Racing Strategy: Pacing, Heat, and Terrain

The Chianti Ultra Trail presents a specific strategic challenge that separates smart runners from fast ones. Here's what the 2026 results reinforce about how to approach this kind of course.

  • Early conservatism pays dividends late. The race opens with tempting, runnable terrain through the vineyards. Athletes who overcook the first 30 kilometers consistently lose time in the back half. Dauwalter's even-effort approach through the opening section set up her strongest miles from kilometer 70 onward.
  • Heat management is non-negotiable. Late March in Tuscany doesn't mean mild conditions. Exposed sections of the course in midday hours demand a hydration and cooling strategy that you've rehearsed in training. Sodium loading and consistent fluid intake across aid stations are not optional at this distance in these conditions.
  • Technical descents are where races are won or lost. The Chianti course includes descents on loose, rocky single-track that punish hesitation and reward practiced foot placement. Quad preservation on early descents directly determines your ability to push on the final climbs. Running the downhills aggressively before kilometer 60 is a common mistake that shows up on finish times.
  • Know your nutrition window. At 120 kilometers, you're looking at roughly 10 to 13 hours for competitive athletes. That timeline requires a structured fueling plan that doesn't rely on appetite as a signal. By hour six, your stomach's feedback isn't reliable. Scheduled intake based on time, not hunger, keeps your energy system functional through the final third.

What Comes Next for the Golden Ticket Holders

Dauwalter and Cardin now hold confirmed entries to Western States 100, scheduled for the final weekend of June 2026. For Dauwalter, it's a return to a course where she has already built a dominant record. Her Chianti performance suggests she's approaching this year's edition with intent, not just participation.

For Cardin, the Western States start line represents a significant opportunity. The race draws the deepest men's field in American ultrarunning, and a sub-10-hour 120K performance in Tuscany earns him real credibility in that field.

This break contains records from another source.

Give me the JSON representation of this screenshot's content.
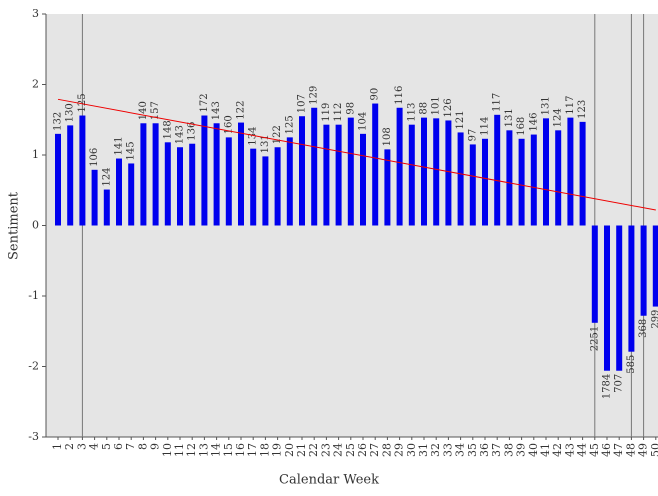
{
  "chart_data": {
    "type": "bar",
    "xlabel": "Calendar Week",
    "ylabel": "Sentiment",
    "categories": [
      "1",
      "2",
      "3",
      "4",
      "5",
      "6",
      "7",
      "8",
      "9",
      "10",
      "11",
      "12",
      "13",
      "14",
      "15",
      "16",
      "17",
      "18",
      "19",
      "20",
      "21",
      "22",
      "23",
      "24",
      "25",
      "26",
      "27",
      "28",
      "29",
      "30",
      "31",
      "32",
      "33",
      "34",
      "35",
      "36",
      "37",
      "38",
      "39",
      "40",
      "41",
      "42",
      "43",
      "44",
      "45",
      "46",
      "47",
      "48",
      "49",
      "50"
    ],
    "values": [
      1.3,
      1.42,
      1.56,
      0.79,
      0.51,
      0.95,
      0.88,
      1.45,
      1.45,
      1.18,
      1.11,
      1.16,
      1.56,
      1.45,
      1.25,
      1.46,
      1.09,
      0.98,
      1.11,
      1.25,
      1.55,
      1.67,
      1.43,
      1.43,
      1.53,
      1.3,
      1.73,
      1.08,
      1.67,
      1.43,
      1.53,
      1.52,
      1.49,
      1.32,
      1.15,
      1.23,
      1.57,
      1.35,
      1.23,
      1.29,
      1.52,
      1.35,
      1.53,
      1.47,
      -1.38,
      -2.06,
      -2.06,
      -1.79,
      -1.28,
      -1.15
    ],
    "counts": [
      132,
      130,
      125,
      106,
      124,
      141,
      145,
      140,
      157,
      148,
      143,
      136,
      172,
      143,
      160,
      122,
      134,
      131,
      122,
      125,
      107,
      129,
      119,
      112,
      98,
      104,
      90,
      108,
      116,
      113,
      88,
      101,
      126,
      121,
      97,
      114,
      117,
      131,
      168,
      146,
      131,
      124,
      117,
      123,
      2251,
      1784,
      707,
      585,
      368,
      299
    ],
    "color": "#0000ee",
    "vlines": [
      3,
      45,
      48,
      49
    ],
    "trend": {
      "color": "#ee0000",
      "x": [
        1,
        50
      ],
      "values": [
        1.79,
        0.22
      ]
    },
    "ylim": [
      -3,
      3
    ],
    "yticks": [
      -3,
      -2,
      -1,
      0,
      1,
      2,
      3
    ]
  }
}
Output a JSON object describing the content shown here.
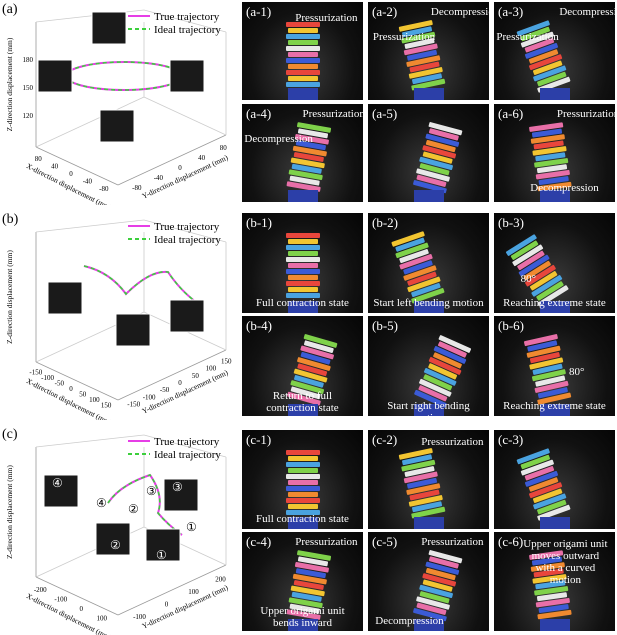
{
  "panels": [
    {
      "label": "(a)",
      "plot": {
        "legend": [
          {
            "name": "True trajectory",
            "color": "#e63ee6"
          },
          {
            "name": "Ideal trajectory",
            "color": "#3ccf3c"
          }
        ],
        "z_title": "Z-direction displacement (mm)",
        "x_title": "X-direction displacement (mm)",
        "y_title": "Y-direction displacement (mm)",
        "z_ticks": [
          "180",
          "150",
          "120"
        ],
        "x_ticks": [
          "80",
          "40",
          "0",
          "-40",
          "-80"
        ],
        "y_ticks": [
          "-80",
          "-40",
          "0",
          "40",
          "80"
        ],
        "markers": []
      },
      "photos": [
        {
          "label": "(a-1)",
          "annotations": [
            "Pressurization"
          ]
        },
        {
          "label": "(a-2)",
          "annotations": [
            "Decompression",
            "Pressurization"
          ]
        },
        {
          "label": "(a-3)",
          "annotations": [
            "Decompression",
            "Pressurization"
          ]
        },
        {
          "label": "(a-4)",
          "annotations": [
            "Pressurization",
            "Decompression"
          ]
        },
        {
          "label": "(a-5)",
          "annotations": []
        },
        {
          "label": "(a-6)",
          "annotations": [
            "Pressurization",
            "Decompression"
          ]
        }
      ]
    },
    {
      "label": "(b)",
      "plot": {
        "legend": [
          {
            "name": "True trajectory",
            "color": "#e63ee6"
          },
          {
            "name": "Ideal trajectory",
            "color": "#3ccf3c"
          }
        ],
        "z_title": "Z-direction displacement (mm)",
        "x_title": "X-direction displacement (mm)",
        "y_title": "Y-direction displacement (mm)",
        "z_ticks": [],
        "x_ticks": [
          "-150",
          "-100",
          "-50",
          "0",
          "50",
          "100",
          "150"
        ],
        "y_ticks": [
          "-150",
          "-100",
          "-50",
          "0",
          "50",
          "100",
          "150"
        ],
        "markers": []
      },
      "photos": [
        {
          "label": "(b-1)",
          "annotations": [
            "Full contraction state"
          ]
        },
        {
          "label": "(b-2)",
          "annotations": [
            "Start left bending motion"
          ]
        },
        {
          "label": "(b-3)",
          "annotations": [
            "80°",
            "Reaching extreme state"
          ]
        },
        {
          "label": "(b-4)",
          "annotations": [
            "Return to full contraction state"
          ]
        },
        {
          "label": "(b-5)",
          "annotations": [
            "Start right bending motion"
          ]
        },
        {
          "label": "(b-6)",
          "annotations": [
            "80°",
            "Reaching extreme state"
          ]
        }
      ]
    },
    {
      "label": "(c)",
      "plot": {
        "legend": [
          {
            "name": "True trajectory",
            "color": "#e63ee6"
          },
          {
            "name": "Ideal trajectory",
            "color": "#3ccf3c"
          }
        ],
        "z_title": "Z-direction displacement (mm)",
        "x_title": "X-direction displacement (mm)",
        "y_title": "Y-direction displacement (mm)",
        "z_ticks": [],
        "x_ticks": [
          "-200",
          "-100",
          "0",
          "100"
        ],
        "y_ticks": [
          "-100",
          "0",
          "100",
          "200"
        ],
        "markers": [
          "④",
          "④",
          "②",
          "②",
          "③",
          "③",
          "①",
          "①"
        ]
      },
      "photos": [
        {
          "label": "(c-1)",
          "annotations": [
            "Full contraction state"
          ]
        },
        {
          "label": "(c-2)",
          "annotations": [
            "Pressurization"
          ]
        },
        {
          "label": "(c-3)",
          "annotations": []
        },
        {
          "label": "(c-4)",
          "annotations": [
            "Pressurization",
            "Upper origami unit bends inward"
          ]
        },
        {
          "label": "(c-5)",
          "annotations": [
            "Pressurization",
            "Decompression"
          ]
        },
        {
          "label": "(c-6)",
          "annotations": [
            "Upper origami unit moves outward with a curved motion"
          ]
        }
      ]
    }
  ]
}
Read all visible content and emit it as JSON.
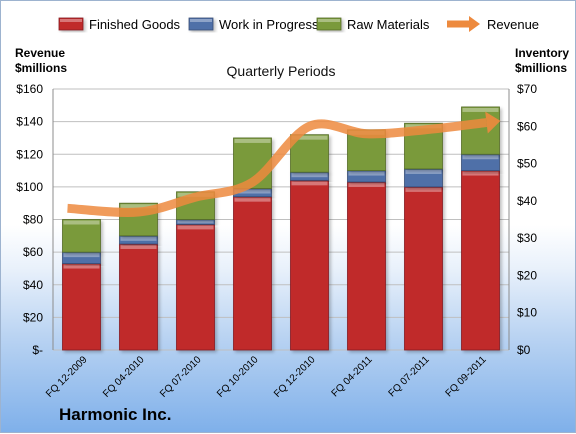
{
  "company": "Harmonic Inc.",
  "chart_data": {
    "type": "bar",
    "stacked": true,
    "title": "Quarterly Periods",
    "categories": [
      "FQ 12-2009",
      "FQ 04-2010",
      "FQ 07-2010",
      "FQ 10-2010",
      "FQ 12-2010",
      "FQ 04-2011",
      "FQ 07-2011",
      "FQ 09-2011"
    ],
    "series": [
      {
        "name": "Finished Goods",
        "color": "#c0292c",
        "axis": "left",
        "values": [
          53,
          65,
          77,
          94,
          104,
          103,
          100,
          110
        ]
      },
      {
        "name": "Work in Progress",
        "color": "#4f6fa8",
        "axis": "left",
        "values": [
          7,
          5,
          3,
          5,
          5,
          7,
          11,
          10
        ]
      },
      {
        "name": "Raw Materials",
        "color": "#7a9a3a",
        "axis": "left",
        "values": [
          20,
          20,
          17,
          31,
          23,
          25,
          28,
          29
        ]
      }
    ],
    "line_series": {
      "name": "Revenue",
      "color": "#ed8a3e",
      "axis": "right",
      "values": [
        38,
        37,
        41,
        45,
        60,
        58,
        59,
        61
      ]
    },
    "left_axis": {
      "label_line1": "Revenue",
      "label_line2": "$millions",
      "min": 0,
      "max": 160,
      "step": 20,
      "tick_labels": [
        "$-",
        "$20",
        "$40",
        "$60",
        "$80",
        "$100",
        "$120",
        "$140",
        "$160"
      ]
    },
    "right_axis": {
      "label_line1": "Inventory",
      "label_line2": "$millions",
      "min": 0,
      "max": 70,
      "step": 10,
      "tick_labels": [
        "$0",
        "$10",
        "$20",
        "$30",
        "$40",
        "$50",
        "$60",
        "$70"
      ]
    },
    "legend_position": "top",
    "grid": true
  }
}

His race management at Chianti, specifically his pacing consistency across the back half, is the kind of metric that translates well to the Sierra Nevada canyons.

The 2026 ultrarunning season is still early. But if you're tracking who's building toward peak form at the right time, Dauwalter's March 23 result in Tuscany belongs at the top of your notes. The work is clearly already done. What's left is the racing.